We further compared the acute effects of exogenous SCFAs on colonic transit rate and spontaneous and carbachol-evoked contractions of proximal colon specimen in control and IBS mouse model groups. Under physiological conditions, SCFA levels in peripheral blood are very low (in the µM to low mM range) due to hepatic metabolism, with acetate being the main SCFA in circulation [56, 57]. In our study, we used millimolar concentrations of SCFAs which are corresponding to the luminal level of SCFAs in vivo [12]. In control groups, SCFAs dose-dependently decreased tonic tension, amplitude and the frequency of spontaneous contractions of proximal colon, whereas in the IBS model group these inhibitory effects were less pronounced. Similar, carbachol-evoked responses were decreased after incubation of colonic preparations  in SCFAs in control, but they were less sensitive to SCFAs in the IBS model group.

Inhibitory action of SCFAs on motor activity of proximal and distal rat colon specimens was shown previously [15, 16, 18, 58]. However,  at low concentration SCFAs produced contractile responses and only in mucosa attached preparations [20, 22, 52, 59]. Moreover, SCFAs accelerated colonic transit during intraluminal administration [14, 54]. Indeed, in our experiments intraluminal infusion of butyrate increased colonic transit in both groups, with a larger effect in the IBS model group. Similarly, in the proximal colon of the guinea pig butyrate increased propagating but decreased non-propagating contractions which were proposed to accelerate transit [13].

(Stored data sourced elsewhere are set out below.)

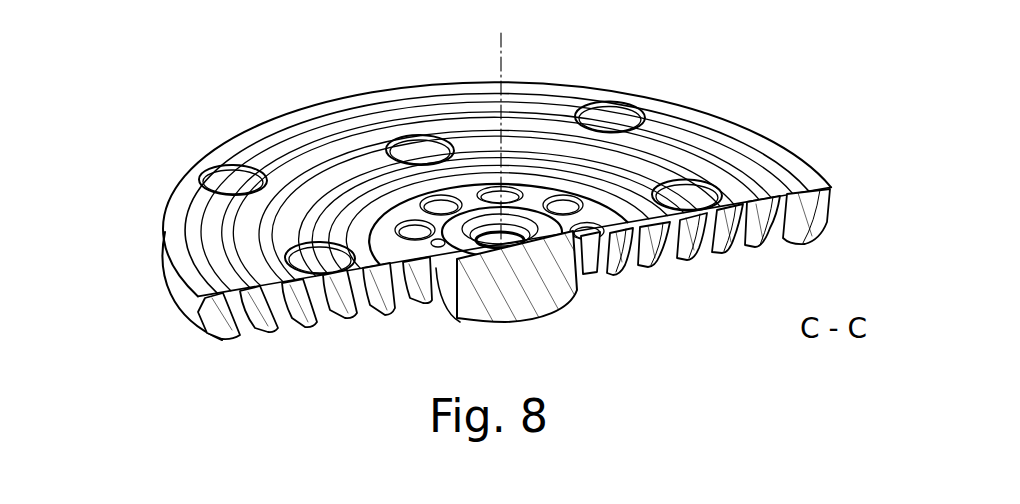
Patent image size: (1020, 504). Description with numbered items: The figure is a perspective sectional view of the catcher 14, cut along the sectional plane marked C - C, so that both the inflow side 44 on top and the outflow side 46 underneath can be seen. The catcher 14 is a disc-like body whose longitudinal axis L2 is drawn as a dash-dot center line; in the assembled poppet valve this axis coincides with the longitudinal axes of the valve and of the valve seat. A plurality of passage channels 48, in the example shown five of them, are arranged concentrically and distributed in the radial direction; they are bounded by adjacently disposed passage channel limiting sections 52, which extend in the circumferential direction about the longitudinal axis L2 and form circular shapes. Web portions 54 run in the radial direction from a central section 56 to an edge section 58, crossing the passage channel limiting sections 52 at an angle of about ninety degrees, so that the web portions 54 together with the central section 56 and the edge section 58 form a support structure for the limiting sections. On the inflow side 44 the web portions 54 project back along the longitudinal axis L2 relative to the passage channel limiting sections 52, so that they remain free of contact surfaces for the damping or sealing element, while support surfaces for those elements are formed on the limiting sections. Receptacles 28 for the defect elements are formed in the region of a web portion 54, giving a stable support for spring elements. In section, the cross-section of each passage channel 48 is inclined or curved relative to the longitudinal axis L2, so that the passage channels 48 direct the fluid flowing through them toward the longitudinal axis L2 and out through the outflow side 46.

The catcher 14 is at (712, 70).
The inflow side 44 is at (306, 94).
The passage channels 48 is at (358, 230).
The passage channel limiting sections 52 is at (613, 165).
The receptacles 28 is at (226, 182).
The longitudinal axis L2 is at (504, 34).
The central section 56 is at (421, 246).
The edge section 58 is at (240, 330).
The outflow side 46 is at (320, 366).
The web portions 54 is at (800, 178).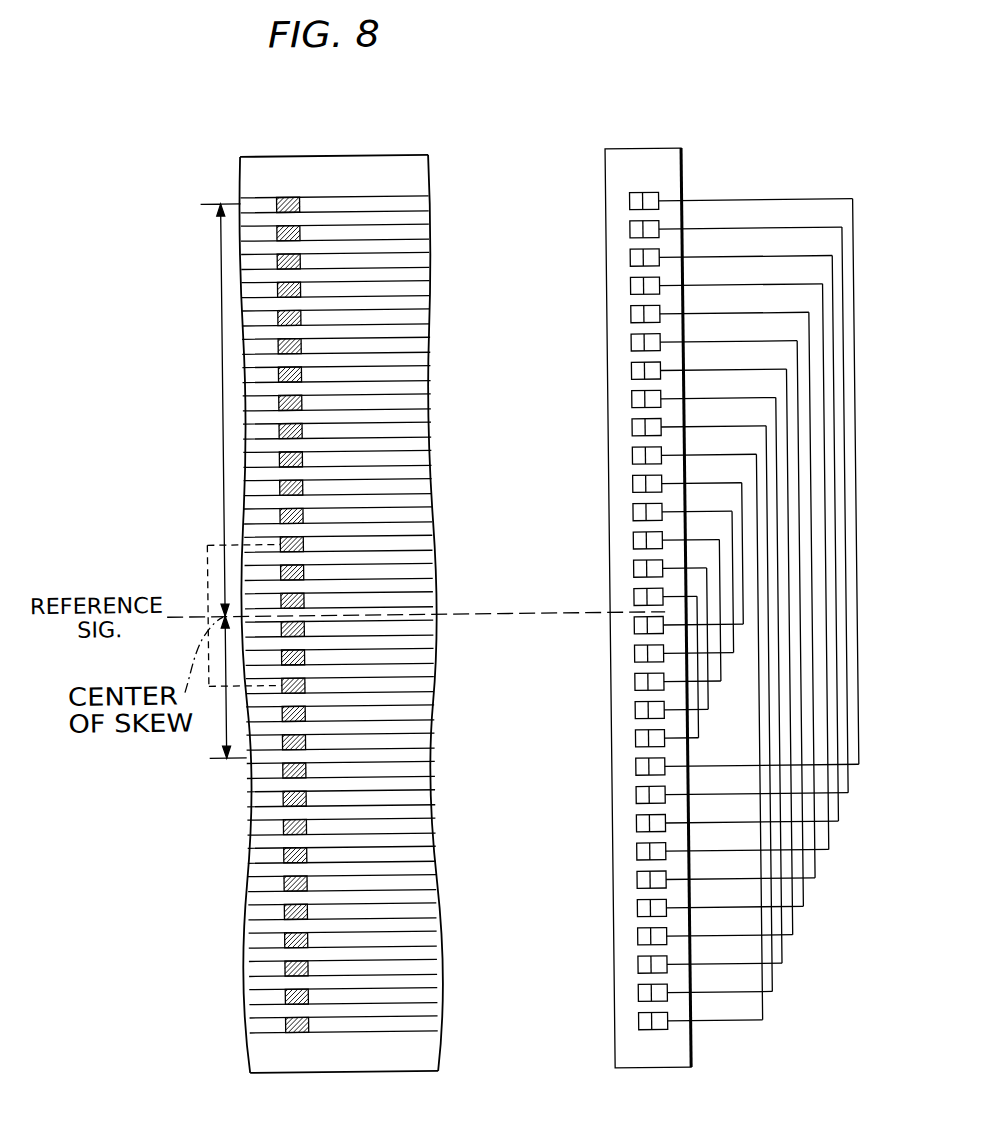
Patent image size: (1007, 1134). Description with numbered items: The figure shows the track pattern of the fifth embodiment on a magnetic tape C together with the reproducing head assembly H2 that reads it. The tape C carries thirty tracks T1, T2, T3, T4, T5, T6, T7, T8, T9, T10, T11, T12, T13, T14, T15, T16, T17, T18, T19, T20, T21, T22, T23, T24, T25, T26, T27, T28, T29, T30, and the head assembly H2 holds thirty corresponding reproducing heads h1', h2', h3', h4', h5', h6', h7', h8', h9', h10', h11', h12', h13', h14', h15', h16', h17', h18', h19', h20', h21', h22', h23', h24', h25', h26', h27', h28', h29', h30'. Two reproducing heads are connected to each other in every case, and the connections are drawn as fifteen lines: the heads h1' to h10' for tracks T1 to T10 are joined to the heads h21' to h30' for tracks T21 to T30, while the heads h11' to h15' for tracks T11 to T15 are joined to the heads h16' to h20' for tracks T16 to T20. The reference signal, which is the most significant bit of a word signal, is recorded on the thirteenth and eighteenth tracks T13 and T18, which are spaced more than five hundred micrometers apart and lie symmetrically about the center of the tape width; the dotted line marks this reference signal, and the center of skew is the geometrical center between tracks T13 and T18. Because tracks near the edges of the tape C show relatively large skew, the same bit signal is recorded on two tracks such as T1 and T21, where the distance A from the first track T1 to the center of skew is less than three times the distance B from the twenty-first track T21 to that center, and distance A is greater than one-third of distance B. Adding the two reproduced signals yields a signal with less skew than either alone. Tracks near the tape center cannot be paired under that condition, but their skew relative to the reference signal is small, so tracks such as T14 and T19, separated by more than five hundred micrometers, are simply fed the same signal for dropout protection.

The magnetic tape C is at (385, 154).
The reproducing head assembly H2 is at (647, 149).
The distance A is at (223, 410).
The distance B is at (227, 687).
The first track T1 is at (385, 204).
The second track T2 is at (386, 233).
The third track T3 is at (386, 261).
The fourth track T4 is at (386, 289).
The fifth track T5 is at (387, 317).
The sixth track T6 is at (387, 346).
The seventh track T7 is at (387, 374).
The eighth track T8 is at (388, 402).
The ninth track T9 is at (388, 430).
The tenth track T10 is at (388, 459).
The eleventh track T11 is at (389, 487).
The twelfth track T12 is at (389, 515).
The thirteenth track T13 is at (389, 544).
The fourteenth track T14 is at (390, 572).
The fifteenth track T15 is at (390, 600).
The sixteenth track T16 is at (390, 628).
The seventeenth track T17 is at (390, 657).
The eighteenth track T18 is at (391, 685).
The nineteenth track T19 is at (391, 713).
The twentieth track T20 is at (391, 742).
The twenty-first track T21 is at (392, 770).
The twenty-second track T22 is at (392, 798).
The twenty-third track T23 is at (392, 826).
The twenty-fourth track T24 is at (393, 855).
The twenty-fifth track T25 is at (393, 883).
The twenty-sixth track T26 is at (393, 911).
The twenty-seventh track T27 is at (394, 940).
The twenty-eighth track T28 is at (394, 968).
The twenty-ninth track T29 is at (394, 996).
The thirtieth track T30 is at (395, 1024).
The reproducing head h1' is at (698, 202).
The reproducing head h2' is at (693, 230).
The reproducing head h3' is at (688, 259).
The reproducing head h4' is at (683, 287).
The reproducing head h5' is at (677, 315).
The reproducing head h6' is at (671, 344).
The reproducing head h7' is at (666, 372).
The reproducing head h8' is at (661, 401).
The reproducing head h9' is at (656, 429).
The reproducing head h10' is at (651, 457).
The reproducing head h11' is at (645, 486).
The reproducing head h12' is at (640, 514).
The reproducing head h13' is at (633, 543).
The reproducing head h14' is at (628, 571).
The reproducing head h15' is at (623, 599).
The reproducing head h16' is at (646, 627).
The reproducing head h17' is at (641, 656).
The reproducing head h18' is at (635, 684).
The reproducing head h19' is at (629, 712).
The reproducing head h20' is at (624, 741).
The reproducing head h21' is at (705, 767).
The reproducing head h22' is at (699, 796).
The reproducing head h23' is at (694, 824).
The reproducing head h24' is at (690, 852).
The reproducing head h25' is at (683, 881).
The reproducing head h26' is at (677, 909).
The reproducing head h27' is at (673, 938).
The reproducing head h28' is at (667, 966).
The reproducing head h29' is at (662, 994).
The reproducing head h30' is at (657, 1023).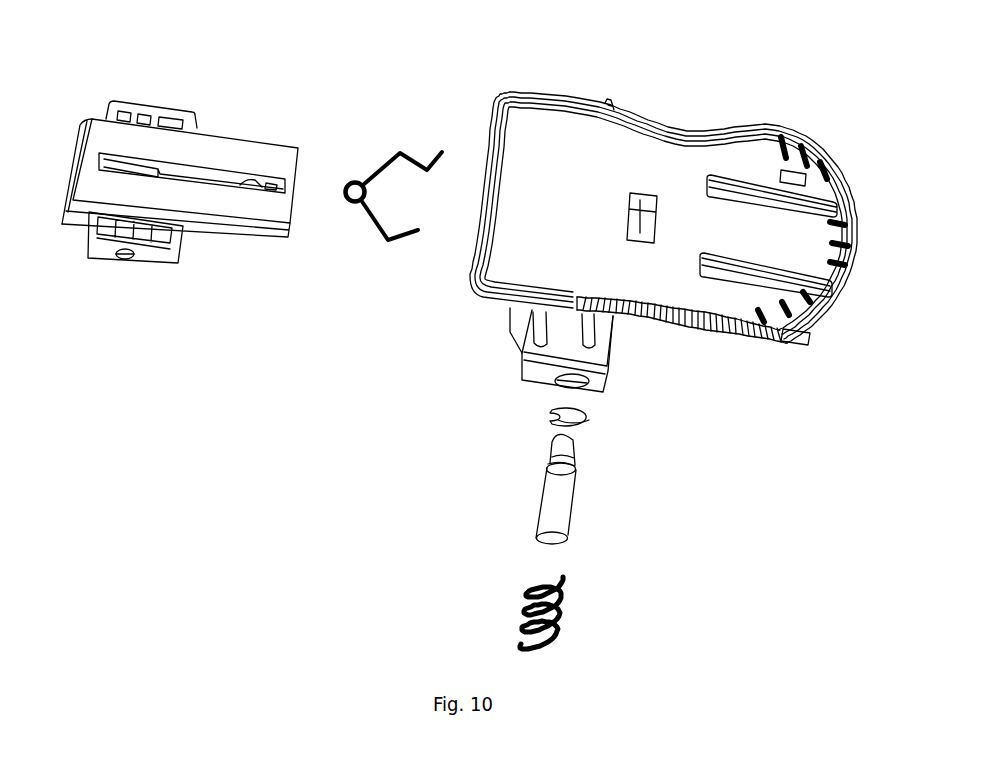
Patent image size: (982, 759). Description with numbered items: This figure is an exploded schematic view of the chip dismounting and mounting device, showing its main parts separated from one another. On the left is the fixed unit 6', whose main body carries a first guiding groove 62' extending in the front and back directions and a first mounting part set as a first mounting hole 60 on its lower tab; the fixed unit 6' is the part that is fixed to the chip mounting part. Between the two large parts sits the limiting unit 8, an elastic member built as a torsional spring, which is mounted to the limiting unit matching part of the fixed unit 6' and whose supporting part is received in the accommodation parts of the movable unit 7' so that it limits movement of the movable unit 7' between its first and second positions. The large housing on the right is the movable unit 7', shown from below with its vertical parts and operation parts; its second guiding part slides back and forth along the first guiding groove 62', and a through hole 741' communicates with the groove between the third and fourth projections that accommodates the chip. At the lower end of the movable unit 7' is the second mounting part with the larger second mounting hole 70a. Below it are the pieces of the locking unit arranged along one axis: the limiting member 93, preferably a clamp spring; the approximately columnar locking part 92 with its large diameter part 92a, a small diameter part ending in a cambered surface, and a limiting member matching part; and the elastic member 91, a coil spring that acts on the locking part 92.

The fixed unit 6' is at (180, 149).
The first guiding groove 62' is at (194, 226).
The first mounting hole 60 is at (127, 259).
The limiting unit 8 is at (355, 180).
The movable unit 7' is at (663, 183).
The through hole 741' is at (673, 144).
The second mounting hole 70a is at (600, 383).
The limiting member 93 is at (590, 417).
The locking part 92 is at (557, 505).
The large diameter part 92a is at (547, 467).
The elastic member 91 is at (567, 607).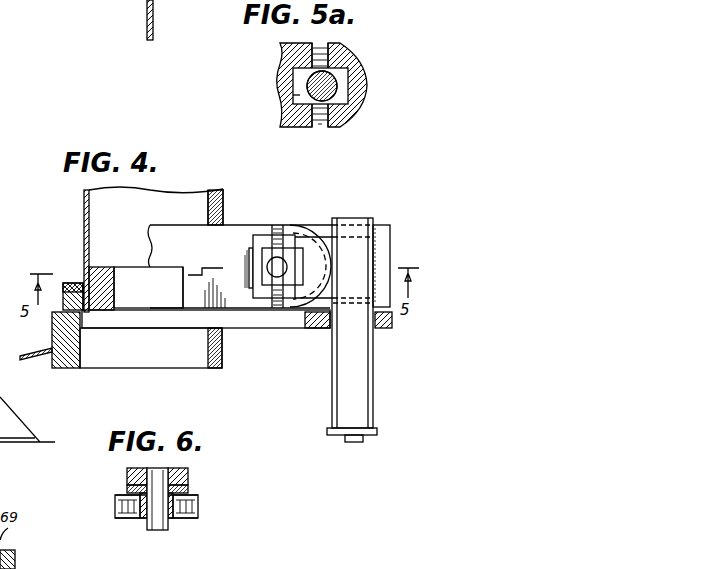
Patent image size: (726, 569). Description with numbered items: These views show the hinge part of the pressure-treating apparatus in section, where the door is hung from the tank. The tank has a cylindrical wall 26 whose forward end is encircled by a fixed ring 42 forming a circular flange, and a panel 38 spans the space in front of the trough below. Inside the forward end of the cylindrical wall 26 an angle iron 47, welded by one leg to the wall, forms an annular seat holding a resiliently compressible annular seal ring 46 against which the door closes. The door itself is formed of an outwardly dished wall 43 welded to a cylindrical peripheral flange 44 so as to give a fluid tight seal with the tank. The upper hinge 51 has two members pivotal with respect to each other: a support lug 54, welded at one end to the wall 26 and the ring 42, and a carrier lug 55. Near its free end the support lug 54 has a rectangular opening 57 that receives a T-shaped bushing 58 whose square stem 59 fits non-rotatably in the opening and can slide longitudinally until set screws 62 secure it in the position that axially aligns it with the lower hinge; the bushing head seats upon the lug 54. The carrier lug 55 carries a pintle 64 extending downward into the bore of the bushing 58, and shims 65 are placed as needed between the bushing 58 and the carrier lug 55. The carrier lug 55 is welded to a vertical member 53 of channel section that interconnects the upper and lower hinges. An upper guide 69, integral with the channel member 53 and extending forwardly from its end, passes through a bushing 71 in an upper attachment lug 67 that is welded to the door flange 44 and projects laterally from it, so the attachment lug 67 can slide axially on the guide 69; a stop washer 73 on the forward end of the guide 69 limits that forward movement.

In FIG. 4, the cylindrical wall 26 is at (84, 214).
In FIG. 5A, the panel 38 is at (147, 10).
In FIG. 4, the fixed ring 42 is at (100, 272).
In FIG. 4, the outwardly dished wall 43 is at (33, 358).
In FIG. 4, the cylindrical peripheral flange 44 is at (68, 352).
In FIG. 4, the annular seal ring 46 is at (68, 283).
In FIG. 4, the angle iron 47 is at (80, 285).
In FIG. 4, the upper hinge 51 is at (305, 222).
In FIG. 4, the vertical member 53 is at (380, 228).
In FIG. 5A, the support lug 54 is at (358, 113).
In FIG. 4, the support lug 54 is at (232, 232).
In FIG. 6, the support lug 54 is at (190, 520).
In FIG. 4, the carrier lug 55 is at (320, 237).
In FIG. 6, the carrier lug 55 is at (188, 478).
In FIG. 5A, the rectangular opening 57 is at (293, 100).
In FIG. 4, the rectangular opening 57 is at (250, 277).
In FIG. 5A, the bushing 58 is at (330, 75).
In FIG. 6, the stem 59 is at (143, 512).
In FIG. 5A, the set screws 62 is at (325, 43).
In FIG. 4, the set screws 62 is at (277, 225).
In FIG. 6, the set screws 62 is at (198, 500).
In FIG. 5A, the pintle 64 is at (325, 88).
In FIG. 4, the pintle 64 is at (277, 267).
In FIG. 6, the pintle 64 is at (151, 506).
In FIG. 6, the shims 65 is at (127, 482).
In FIG. 4, the upper attachment lug 67 is at (270, 320).
In FIG. 4, the upper guide 69 is at (360, 375).
In FIG. 4, the bushing 71 is at (330, 330).
In FIG. 4, the stop washer 73 is at (376, 436).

The stimulatory effect of SCFAs on colonic transit was suggested to be mediated through release of 5-HT from enteroendocrine cells which initiates or augments the peristaltic reflex [54, 60]. The inhibitory effect of SCFAs appears caused through the inhibitory action on nicotinic ACh receptors of cholinergic nerve terminals [18] and release of peptide YY (PYY) from enteroendocrine cells, which inhibits colonic propulsive motility [17].

Activation of Free Fatty Acid receptor (FFA3), expressed in presynaptic cholinergic terminals and receptors FFA2/FFA3 in enteroendocrine cells releasing PYY and Glucagon-Like Peptide-1 (GLP-1) are considered to be involved in the motility effects of SCFAs [19, 61, 62]. However, only inhibitory action on gut motility and mouse colonic transit rate has been observed in vitro using potentially selective FFA2 and FFA3 agonists [32, 63, 64]. Moreover, FFA3-deficient mice exhibited accelerated intestinal transit and low plasma concentrations of PYY [62]. Indeed, FFA2 and FFA3 expressed in enteroendocrine cells are co-localized with PYY but not with 5-HT receptors [19, 21]. Therefore, the source of 5-HT released by SCFAs might be FFA2-immunoreactive mast cells [19]. At the same time, antagonists of FFA3 did not prevent the release of PYY from enteroendocrine cells by SCFAs [65] which suggest that at least part of the SCFA effects are not dependent on the activation of FFA receptors. Indeed, SCFAs can directly change excitability of neuronal or smooth muscle cells. Thus, butyrate was shown to hyperpolarize cultured myenteric neurons through an increase of intracellular Ca2+ followed by activation of K+ channels [66, 67] and acetate induced hyperpolarization by direct activation of big-conductance Ca2+-activated K+ channels [68, 69].

Conclusion

In conclusion, our results indicate that in mouse IBS model the chronically elevated SCFA level is associated with an accelerated colonic transit and an increased amplitude and frequency of contractions of the proximal colon specimen. SCFAs induced an inhibitory action on colon segment contractility, whereas intraluminal butyrate administration increased colonic transit. In the mouse IBS model inhibitory effects of SCFAs were less pronounced, however, the stimulatory effect was stronger compared to control. We suggest that motor and neuronal mechanisms of contractility regulation in IBS became insensitive to the inhibitory action of SCFAs, whereas stimulatory effects through colon mucosa became overexpressed. Therefore, elevated SCFA levels in the IBS impairs the balance between stimulatory and inhibitory effects of SCFAs on colon motility which results in an accelerated transit in IBS with predominant diarrhea syndrome with hyperexcitability and hypermotility.